Wiesz co zrobiłaś?
Marlena odwróciła się od okna, patrząc na Jamesa, który z głośnym trzaskiem zatrzasnął drzwi. Byli sami w dormitorium Huncwotów. Wydawać by się mogło, że to idealna okazja. Byli młodzi, byli samotni. Mogli wszystko, nie bacząc na żadne ograniczenia, dlaczego więc stali w miejscu? Dlaczego nie podszedł bliżej? Dlaczego marszczył gniewnie brwi, zamiast posyłać jej powłóczyste spojrzenia?
- Pytam, czy wiesz co zrobiłaś? - powtórzył James, a Marlena z trudem powstrzymała chęć westchnięcia.
Gdy James przed ostatnią lekcją spytał, czy ma czas, bez wahania powiedziała, że tak. Kiwnął wtedy głową i zniknął razem z Syriuszem, by piętnaście minut temu skinąć do niej głową w Pokoju Wspólnym na znak, że jest gotowa.

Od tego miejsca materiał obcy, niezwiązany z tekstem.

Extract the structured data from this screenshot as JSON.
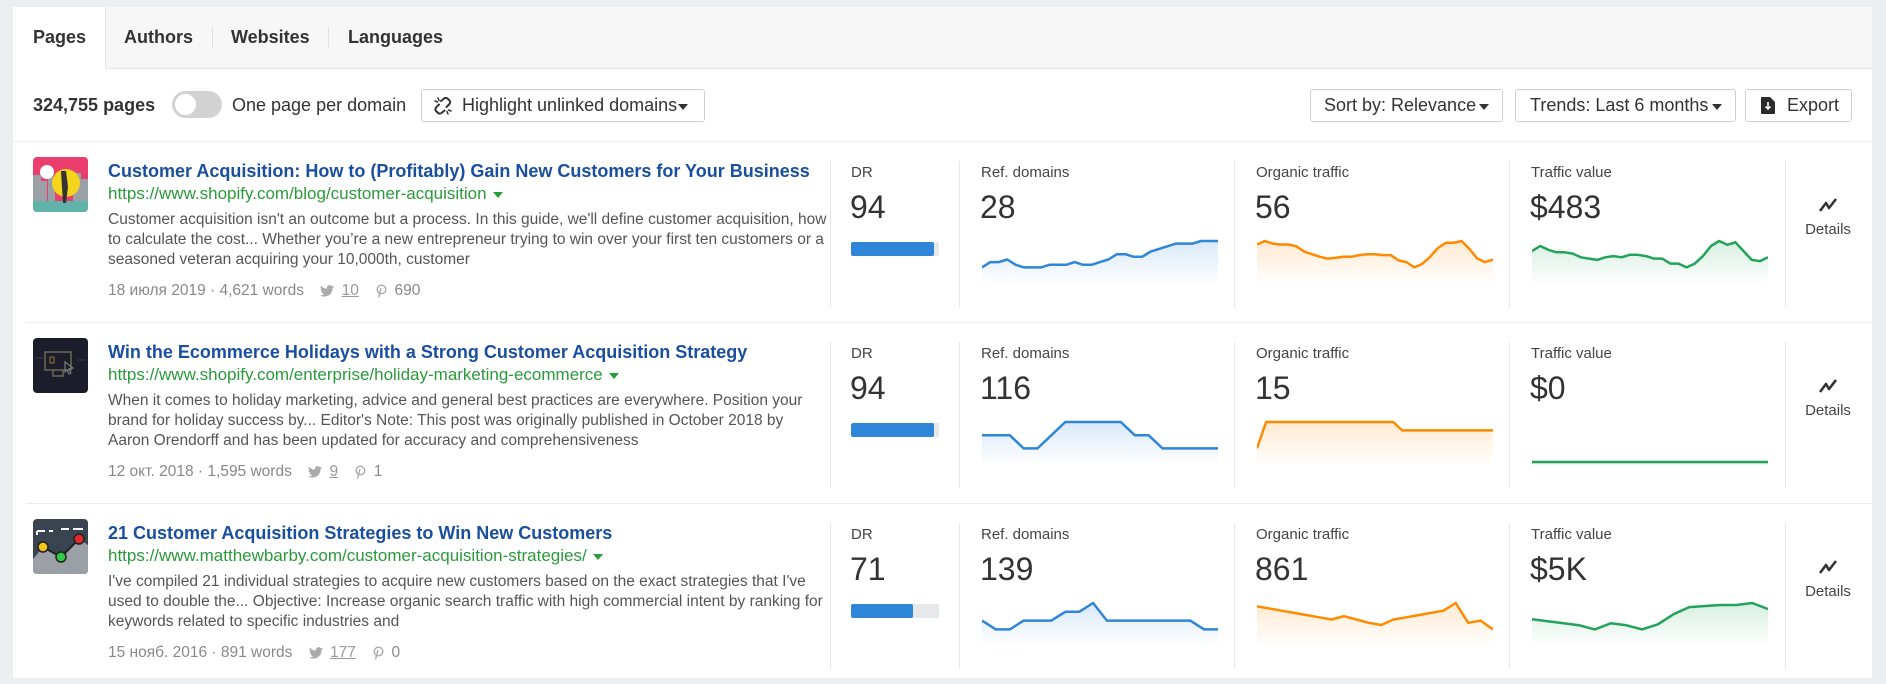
{
  "tabs": [
    {
      "label": "Pages",
      "active": true
    },
    {
      "label": "Authors",
      "active": false
    },
    {
      "label": "Websites",
      "active": false
    },
    {
      "label": "Languages",
      "active": false
    }
  ],
  "toolbar": {
    "count_label": "324,755 pages",
    "toggle_label": "One page per domain",
    "toggle_on": false,
    "highlight_label": "Highlight unlinked domains",
    "sort_label": "Sort by: Relevance",
    "trends_label": "Trends: Last 6 months",
    "export_label": "Export"
  },
  "metric_labels": {
    "dr": "DR",
    "ref_domains": "Ref. domains",
    "organic_traffic": "Organic traffic",
    "traffic_value": "Traffic value",
    "details": "Details"
  },
  "colors": {
    "link": "#1a4fa0",
    "url": "#2a9a3a",
    "ref_domains": "#2f85d8",
    "organic_traffic": "#ff8a00",
    "traffic_value": "#23a35a",
    "dr_bar": "#2f85d8"
  },
  "results": [
    {
      "title": "Customer Acquisition: How to (Profitably) Gain New Customers for Your Business",
      "url": "https://www.shopify.com/blog/customer-acquisition",
      "description": "Customer acquisition isn't an outcome but a process. In this guide, we'll define customer acquisition, how to calculate the cost... Whether you’re a new entrepreneur trying to win over your first ten customers or a seasoned veteran acquiring your 10,000th, customer",
      "date": "18 июля 2019",
      "words": "4,621 words",
      "twitter": "10",
      "pinterest": "690",
      "thumbnail": "city-illustration-thumbnail",
      "dr": "94",
      "dr_value": 94,
      "ref_domains": "28",
      "organic_traffic": "56",
      "traffic_value": "$483",
      "trend_ref_domains": [
        20,
        22,
        22,
        23,
        21,
        20,
        20,
        20,
        21,
        21,
        21,
        22,
        21,
        21,
        22,
        23,
        25,
        25,
        24,
        24,
        26,
        27,
        28,
        29,
        29,
        29,
        30,
        30,
        30
      ],
      "trend_organic_traffic": [
        60,
        64,
        61,
        60,
        60,
        58,
        52,
        49,
        46,
        44,
        45,
        46,
        46,
        48,
        49,
        49,
        48,
        48,
        42,
        40,
        34,
        38,
        46,
        56,
        62,
        62,
        64,
        55,
        44,
        40,
        43
      ],
      "trend_traffic_value": [
        480,
        520,
        490,
        470,
        470,
        460,
        430,
        420,
        410,
        430,
        440,
        430,
        450,
        450,
        440,
        420,
        420,
        380,
        380,
        350,
        380,
        440,
        520,
        560,
        530,
        550,
        480,
        410,
        400,
        430
      ]
    },
    {
      "title": "Win the Ecommerce Holidays with a Strong Customer Acquisition Strategy",
      "url": "https://www.shopify.com/enterprise/holiday-marketing-ecommerce",
      "description": "When it comes to holiday marketing, advice and general best practices are everywhere. Position your brand for holiday success by... Editor's Note: This post was originally published in October 2018 by Aaron Orendorff and has been updated for accuracy and comprehensiveness",
      "date": "12 окт. 2018",
      "words": "1,595 words",
      "twitter": "9",
      "pinterest": "1",
      "thumbnail": "monitor-illustration-thumbnail",
      "dr": "94",
      "dr_value": 94,
      "ref_domains": "116",
      "organic_traffic": "15",
      "traffic_value": "$0",
      "trend_ref_domains": [
        116,
        116,
        116,
        115,
        115,
        116,
        117,
        117,
        117,
        117,
        117,
        116,
        116,
        115,
        115,
        115,
        115,
        115
      ],
      "trend_organic_traffic": [
        0,
        22,
        22,
        22,
        22,
        22,
        22,
        22,
        22,
        22,
        22,
        22,
        22,
        22,
        22,
        22,
        15,
        15,
        15,
        15,
        15,
        15,
        15,
        15,
        15,
        15,
        15
      ],
      "trend_traffic_value": [
        0,
        0,
        0,
        0,
        0,
        0,
        0,
        0,
        0,
        0,
        0,
        0,
        0,
        0,
        0,
        0,
        0,
        0
      ]
    },
    {
      "title": "21 Customer Acquisition Strategies to Win New Customers",
      "url": "https://www.matthewbarby.com/customer-acquisition-strategies/",
      "description": "I've compiled 21 individual strategies to acquire new customers based on the exact strategies that I've used to double the... Objective:  Increase organic search traffic with high commercial intent by ranking for keywords related to specific industries and",
      "date": "15 нояб. 2016",
      "words": "891 words",
      "twitter": "177",
      "pinterest": "0",
      "thumbnail": "chart-illustration-thumbnail",
      "dr": "71",
      "dr_value": 71,
      "ref_domains": "139",
      "organic_traffic": "861",
      "traffic_value": "$5K",
      "trend_ref_domains": [
        139,
        138,
        138,
        139,
        139,
        139,
        140,
        140,
        141,
        139,
        139,
        139,
        139,
        139,
        139,
        139,
        138,
        138
      ],
      "trend_organic_traffic": [
        870,
        868,
        866,
        864,
        862,
        860,
        858,
        861,
        858,
        855,
        853,
        858,
        860,
        862,
        864,
        866,
        873,
        855,
        857,
        849
      ],
      "trend_traffic_value": [
        4700,
        4680,
        4660,
        4640,
        4600,
        4660,
        4640,
        4600,
        4650,
        4750,
        4820,
        4830,
        4840,
        4840,
        4860,
        4800
      ]
    }
  ]
}
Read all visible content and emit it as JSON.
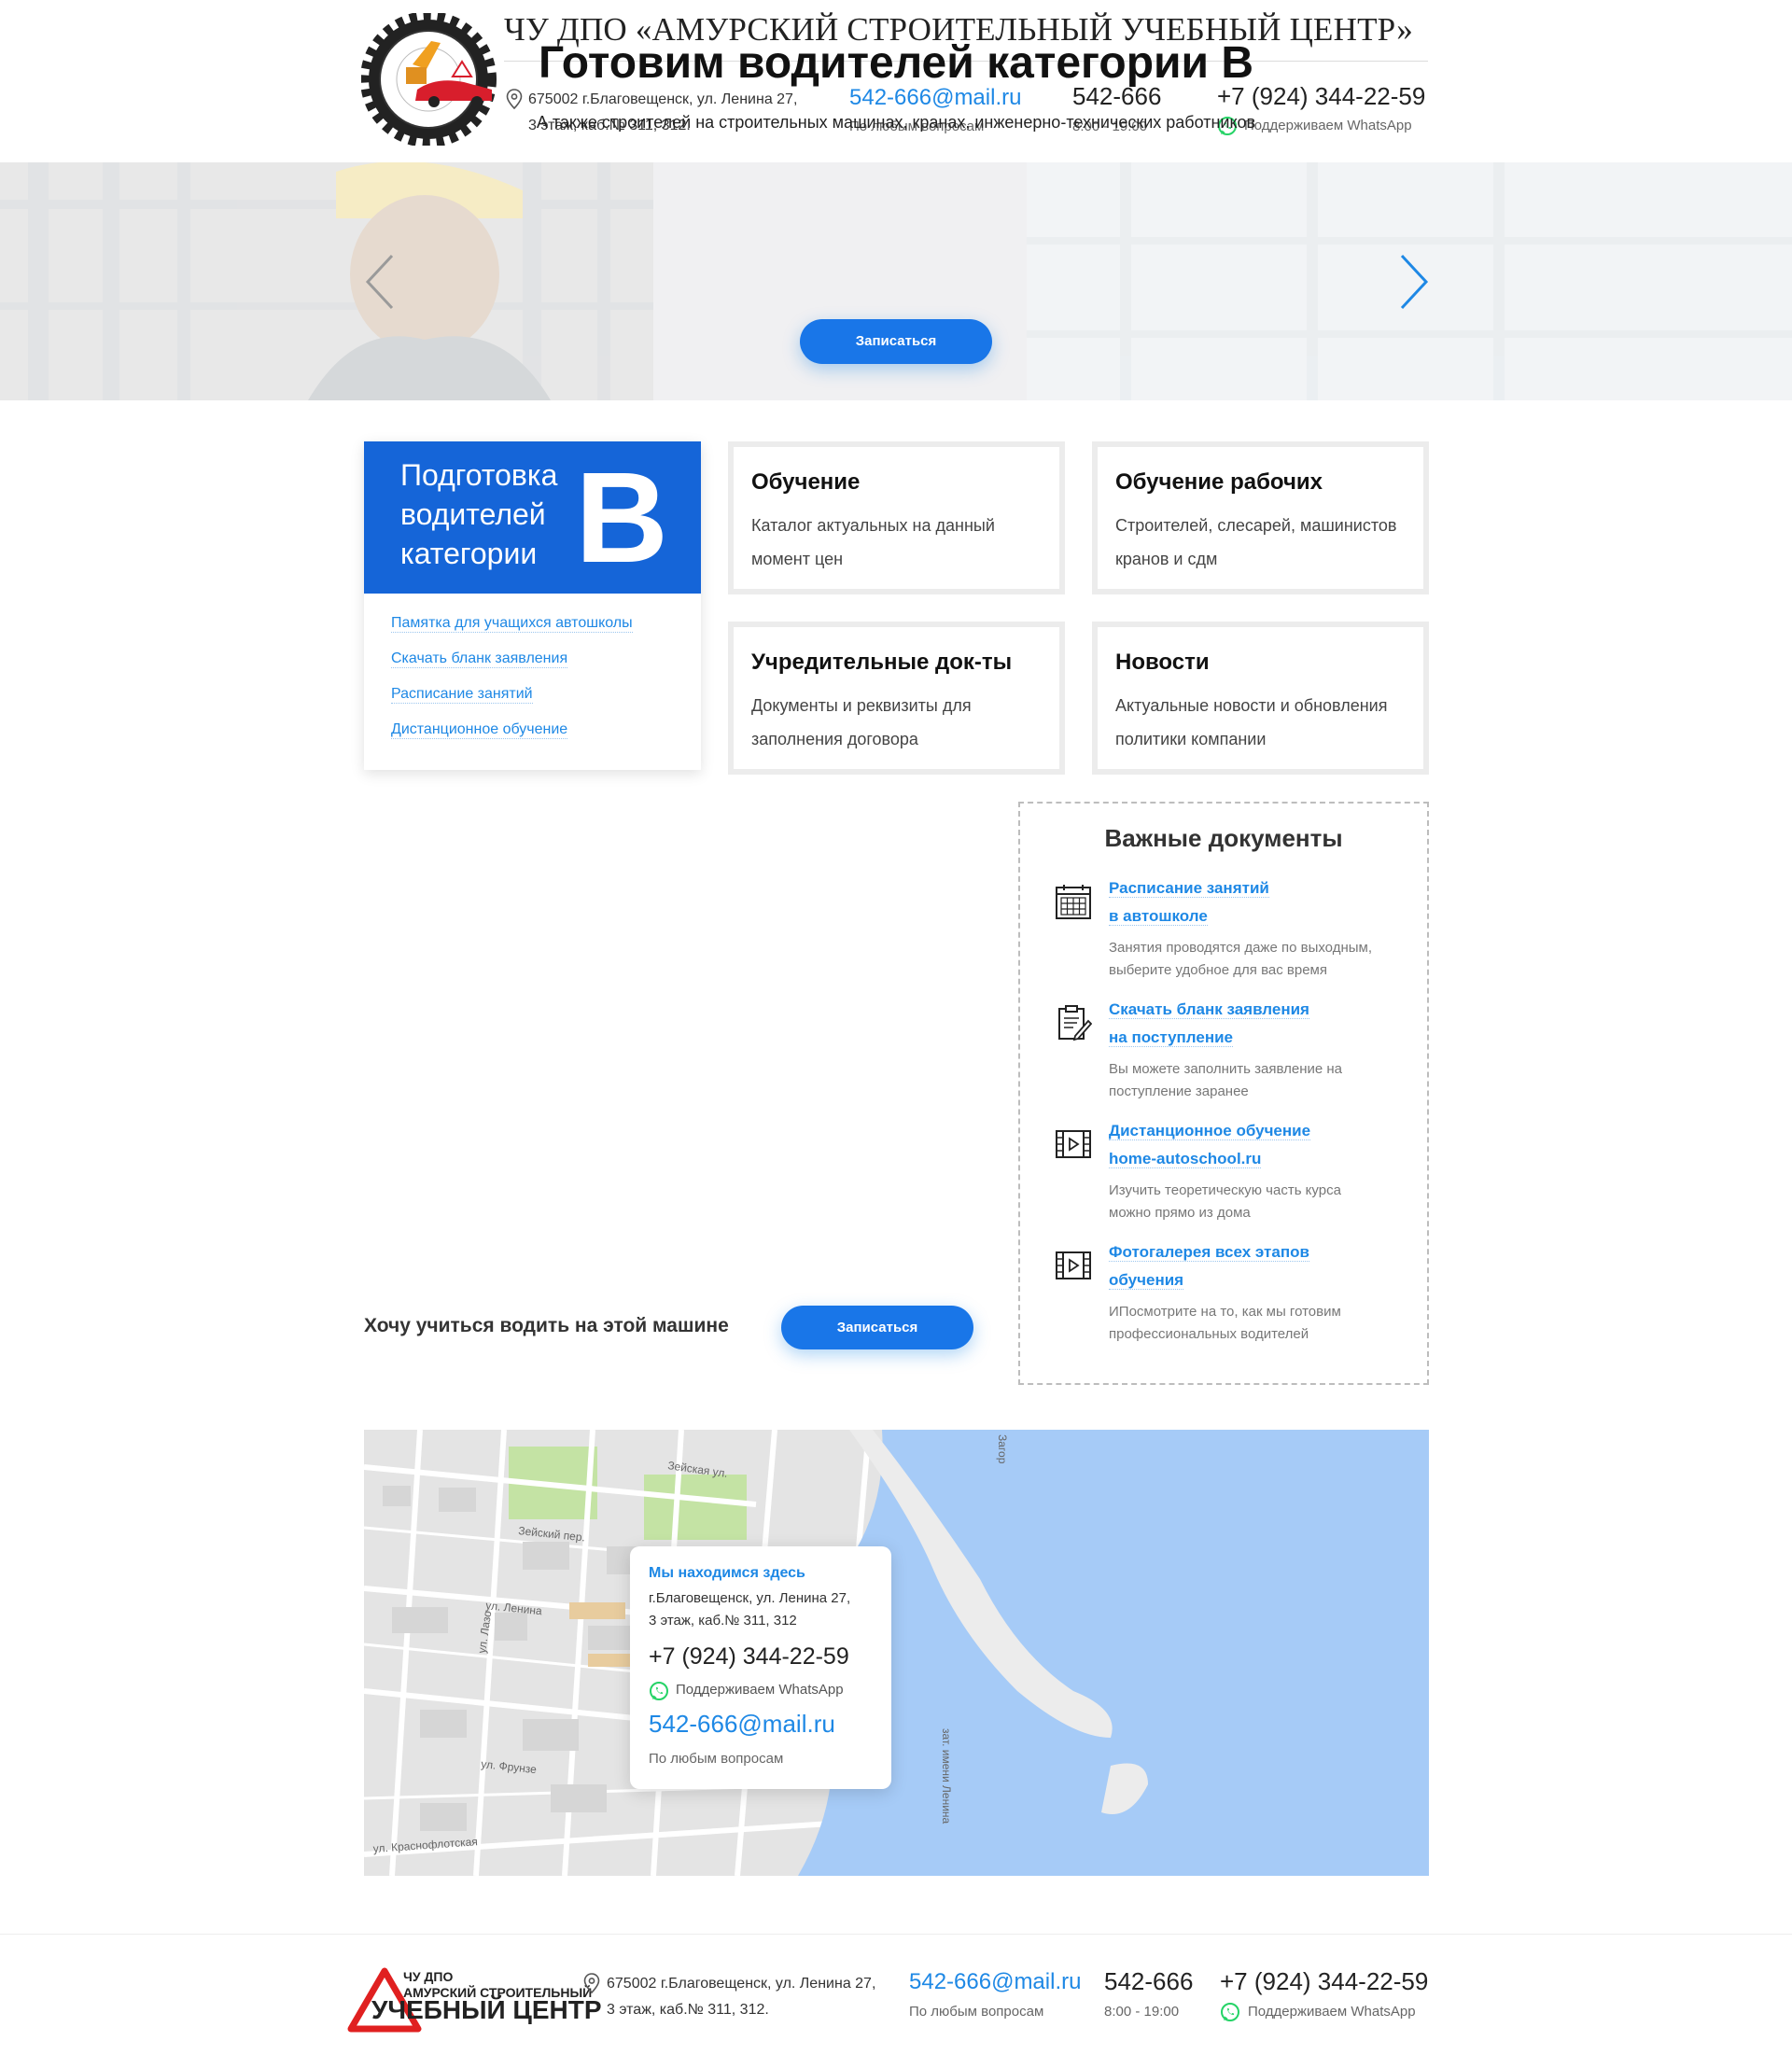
{
  "header": {
    "title": "ЧУ ДПО «АМУРСКИЙ СТРОИТЕЛЬНЫЙ УЧЕБНЫЙ ЦЕНТР»",
    "address_line1": "675002 г.Благовещенск, ул. Ленина 27,",
    "address_line2": "3 этаж, каб.№ 311, 312.",
    "email": "542-666@mail.ru",
    "email_sub": "По любым вопросам",
    "phone_short": "542-666",
    "hours": "8:00 - 19:00",
    "phone_full": "+7 (924) 344-22-59",
    "whatsapp_text": "Поддерживаем WhatsApp"
  },
  "hero": {
    "title": "Готовим водителей категории B",
    "subtitle": "А также строителей на строительных машинах, кранах,  инженерно-технических работников",
    "button": "Записаться"
  },
  "category_card": {
    "head_line1": "Подготовка",
    "head_line2": "водителей",
    "head_line3": "категории",
    "letter": "B",
    "links": [
      "Памятка для учащихся автошколы",
      "Скачать бланк заявления",
      "Расписание занятий",
      "Дистанционное обучение"
    ]
  },
  "services": [
    {
      "title": "Обучение",
      "desc": "Каталог актуальных на данный момент цен"
    },
    {
      "title": "Обучение рабочих",
      "desc": "Строителей, слесарей, машинистов кранов и сдм"
    },
    {
      "title": "Учредительные док-ты",
      "desc": "Документы и реквизиты для заполнения договора"
    },
    {
      "title": "Новости",
      "desc": "Актуальные новости и обновления политики компании"
    }
  ],
  "docs": {
    "title": "Важные документы",
    "items": [
      {
        "icon": "calendar-icon",
        "link1": "Расписание занятий",
        "link2": "в автошколе",
        "desc1": "Занятия проводятся даже по выходным,",
        "desc2": "выберите удобное для вас время"
      },
      {
        "icon": "clipboard-pen-icon",
        "link1": "Скачать бланк заявления",
        "link2": "на поступление",
        "desc1": "Вы можете заполнить заявление на",
        "desc2": "поступление заранее"
      },
      {
        "icon": "video-film-icon",
        "link1": "Дистанционное обучение",
        "link2": "home-autoschool.ru",
        "desc1": "Изучить теоретическую часть курса",
        "desc2": "можно прямо из дома"
      },
      {
        "icon": "video-film-icon",
        "link1": "Фотогалерея всех этапов",
        "link2": "обучения",
        "desc1": "ИПосмотрите на то, как мы готовим",
        "desc2": "профессиональных водителей"
      }
    ]
  },
  "want": {
    "text": "Хочу учиться водить на этой машине",
    "button": "Записаться"
  },
  "map": {
    "card_title": "Мы находимся здесь",
    "addr_line1": "г.Благовещенск, ул. Ленина 27,",
    "addr_line2": "3 этаж, каб.№ 311, 312",
    "phone": "+7 (924) 344-22-59",
    "whatsapp_text": "Поддерживаем WhatsApp",
    "email": "542-666@mail.ru",
    "email_sub": "По любым вопросам",
    "streets": [
      "Зейская ул.",
      "Зейский пер.",
      "ул. Ленина",
      "ул. Лазо",
      "ул. Фрунзе",
      "ул. Краснофлотская",
      "зат. имени Ленина",
      "Загор"
    ]
  },
  "footer": {
    "logo_line1": "ЧУ ДПО",
    "logo_line2": "АМУРСКИЙ СТРОИТЕЛЬНЫЙ",
    "logo_big": "УЧЕБНЫЙ ЦЕНТР",
    "address_line1": "675002 г.Благовещенск, ул. Ленина 27,",
    "address_line2": "3 этаж, каб.№ 311, 312.",
    "email": "542-666@mail.ru",
    "email_sub": "По любым вопросам",
    "phone_short": "542-666",
    "hours": "8:00 - 19:00",
    "phone_full": "+7 (924) 344-22-59",
    "whatsapp_text": "Поддерживаем WhatsApp"
  },
  "colors": {
    "accent": "#1976e8",
    "link": "#1e88e5",
    "category_head": "#1565d8",
    "water": "#a6cbf7",
    "whatsapp": "#25d366"
  }
}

Posłała więc znaczące spojrzenie Dorcas, która mrugnęła do niej i poszła za Jamesem do pustego dormitorium Huncwotów. Pozornie wszystko szło zgodnie z jej oczekiwaniami, a jednak miała wrażenie, że sytuacja wymyka się spod jej kontroli.
James stał za daleko. Nie uśmiechał się. Patrzył na nią bezlitośnie. Jego oczekiwania w stosunku do tego spotkania musiały się różnić od jej. Gdyby myśleliby o tym samym, jej bluzka już dawno leżałaby na podłodze. Szyby zaparowałyby od ich przyspieszonych oddechów.
- Czego chcesz? Przyprowadziłeś mnie tutaj, aby ze mną porozmawiać? - spytała Marlena. Rozczarowała samą siebie, słysząc we własnych słowach niedowierzanie. Nie tak to miało wyglądać. Nie chciała wypaść tak żałośnie.
- Liczyłaś na coś innego? - odpowiedział pytaniem James.
Nie odpowiedziała. Znowu odwróciła się w stronę okna, przygryzając dolną wargę. Nic nie szło zgodnie z jej oczekiwaniami.
- Marleno. - Stanął koło niej, położył rękę na jej ramieniu.
- Ty naprawdę chcesz się tak bawić?
- Ty naprawdę myślałaś, że tak po prostu to zostawię?! - krzyknął. Jego głos odbił się echem od ścian pokoju.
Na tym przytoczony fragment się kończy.